Here is simple example that presents how to read pixel data from JPEG file using GDAL C++ API:
#include <gdal_priv.h>
#include <cassert>
#include <iostream>
#include <string>
#include <vector>
int main()
{
GDALAllRegister(); // once per application
// Assume 3-band image with 8-bit per pixel per channel (24-bit depth)
std::string const file("/home/mloskot/test.jpg");
// Open file with image data
GDALDataset* ds = static_cast<GDALDataset*>(GDALOpen(file.c_str(), GA_ReadOnly));
assert(0 != ds);
// Example 1 - Read multiple bands at once, assume 8-bit depth per band
{
int const ncols = ds->GetRasterXSize();
int const nrows = ds->GetRasterYSize();
int const nbands = ds->GetRasterCount();
int const nbpp = GDALGetDataTypeSize(GDT_Byte) / 8;
std::vector<unsigned char> data(ncols * nrows * nbands * nbpp);
CPLErr err = ds->RasterIO(GF_Read, 0, 0, ncols, nrows, &data[0], ncols, nrows, GDT_Byte, nbands, 0, 0, 0, 0);
assert(CE_None == err);
// ... use data
}
// Example 2 - Read first scanline by scanline of 1 band only, assume 8-bit depth per band
{
GDALRasterBand* band1 = ds->GetRasterBand(1);
assert(0 != band1);
int const ncols = band1->GetXSize();
int const nrows = band1->GetYSize();
int const nbpp = GDALGetDataTypeSize(GDT_Byte) / 8;
std::vector<unsigned char> scanline(ncols * nbpp);
for (int i = 0; i < nrows; ++i)
{
CPLErr err = band1->RasterIO(GF_Read, 0, 0, ncols, 1, &scanline[0], ncols, 1, GDT_Byte, 0, 0);
assert(CE_None == err);
// ... use scanline
}
}
return 0;
}
There is more complete GDAL API tutorial available.
I've had good experiences with the DevIL library.
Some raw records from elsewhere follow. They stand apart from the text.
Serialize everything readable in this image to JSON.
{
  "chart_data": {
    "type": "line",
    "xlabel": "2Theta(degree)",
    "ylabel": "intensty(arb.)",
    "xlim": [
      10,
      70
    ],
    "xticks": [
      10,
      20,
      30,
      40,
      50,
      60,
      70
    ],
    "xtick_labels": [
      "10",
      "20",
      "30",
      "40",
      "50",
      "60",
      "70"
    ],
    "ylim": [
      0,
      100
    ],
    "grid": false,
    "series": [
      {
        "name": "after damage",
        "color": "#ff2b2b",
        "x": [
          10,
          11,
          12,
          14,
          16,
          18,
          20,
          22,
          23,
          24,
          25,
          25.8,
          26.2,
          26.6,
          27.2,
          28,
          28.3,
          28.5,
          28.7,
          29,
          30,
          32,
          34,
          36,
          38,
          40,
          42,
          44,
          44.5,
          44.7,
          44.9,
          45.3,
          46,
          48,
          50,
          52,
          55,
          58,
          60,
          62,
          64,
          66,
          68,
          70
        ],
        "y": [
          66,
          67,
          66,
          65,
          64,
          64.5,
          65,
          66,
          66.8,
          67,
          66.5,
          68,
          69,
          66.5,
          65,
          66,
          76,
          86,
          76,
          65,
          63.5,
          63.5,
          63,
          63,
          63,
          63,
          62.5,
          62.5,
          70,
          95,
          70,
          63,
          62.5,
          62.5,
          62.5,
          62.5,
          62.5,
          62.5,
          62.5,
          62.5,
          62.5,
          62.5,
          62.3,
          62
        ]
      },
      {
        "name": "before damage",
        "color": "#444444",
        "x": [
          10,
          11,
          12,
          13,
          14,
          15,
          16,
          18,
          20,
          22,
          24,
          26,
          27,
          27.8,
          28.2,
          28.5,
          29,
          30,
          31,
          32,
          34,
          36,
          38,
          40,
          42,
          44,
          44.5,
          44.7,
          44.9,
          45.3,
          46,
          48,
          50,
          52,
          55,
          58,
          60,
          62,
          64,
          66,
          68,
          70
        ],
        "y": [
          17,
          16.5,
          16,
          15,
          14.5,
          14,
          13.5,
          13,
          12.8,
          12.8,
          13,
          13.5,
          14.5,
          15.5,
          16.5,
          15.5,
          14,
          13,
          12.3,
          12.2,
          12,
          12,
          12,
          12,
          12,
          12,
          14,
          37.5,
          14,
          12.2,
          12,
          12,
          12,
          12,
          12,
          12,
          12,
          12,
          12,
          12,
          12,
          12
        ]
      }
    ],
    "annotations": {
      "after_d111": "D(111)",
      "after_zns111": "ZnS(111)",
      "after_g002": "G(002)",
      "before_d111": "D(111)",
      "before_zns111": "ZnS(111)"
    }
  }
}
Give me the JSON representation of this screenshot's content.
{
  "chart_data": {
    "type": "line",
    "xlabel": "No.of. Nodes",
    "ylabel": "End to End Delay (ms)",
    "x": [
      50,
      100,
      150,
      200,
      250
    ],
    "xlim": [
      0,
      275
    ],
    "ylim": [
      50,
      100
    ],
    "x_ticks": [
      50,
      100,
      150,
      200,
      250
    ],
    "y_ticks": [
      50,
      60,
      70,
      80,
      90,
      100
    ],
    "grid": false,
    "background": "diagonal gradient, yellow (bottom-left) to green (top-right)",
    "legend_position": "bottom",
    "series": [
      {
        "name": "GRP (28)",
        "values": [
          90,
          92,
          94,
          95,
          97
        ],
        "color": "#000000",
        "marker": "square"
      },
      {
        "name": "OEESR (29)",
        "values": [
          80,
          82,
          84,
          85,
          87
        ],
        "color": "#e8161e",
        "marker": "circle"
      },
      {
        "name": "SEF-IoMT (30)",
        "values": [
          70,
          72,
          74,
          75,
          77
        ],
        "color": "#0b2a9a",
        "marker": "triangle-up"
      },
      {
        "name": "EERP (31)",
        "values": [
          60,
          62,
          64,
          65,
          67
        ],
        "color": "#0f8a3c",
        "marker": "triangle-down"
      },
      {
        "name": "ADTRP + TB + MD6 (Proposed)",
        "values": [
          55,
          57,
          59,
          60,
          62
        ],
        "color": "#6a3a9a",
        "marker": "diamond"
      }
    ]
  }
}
It supports a wide range of image formats and follows a function-style very similar to OpenGL.
Granted, it is a library, but it's definitely worth a try.
Since the other answers already mention that you will most likely need to use a library, take a look at ImageMagick and see if it is possible to do what you need it to do. It comes with a variety of different ways to interface with the core functionality of ImageMagick, including libraries for almost every single programming language available.
Homepage: ImageMagick
If speed is not a problem you can try LodePNG that take a very minimalist approach to PNG loading and saving.
Or even go with picoPNG from the same author that is a self-contained png loader in a function.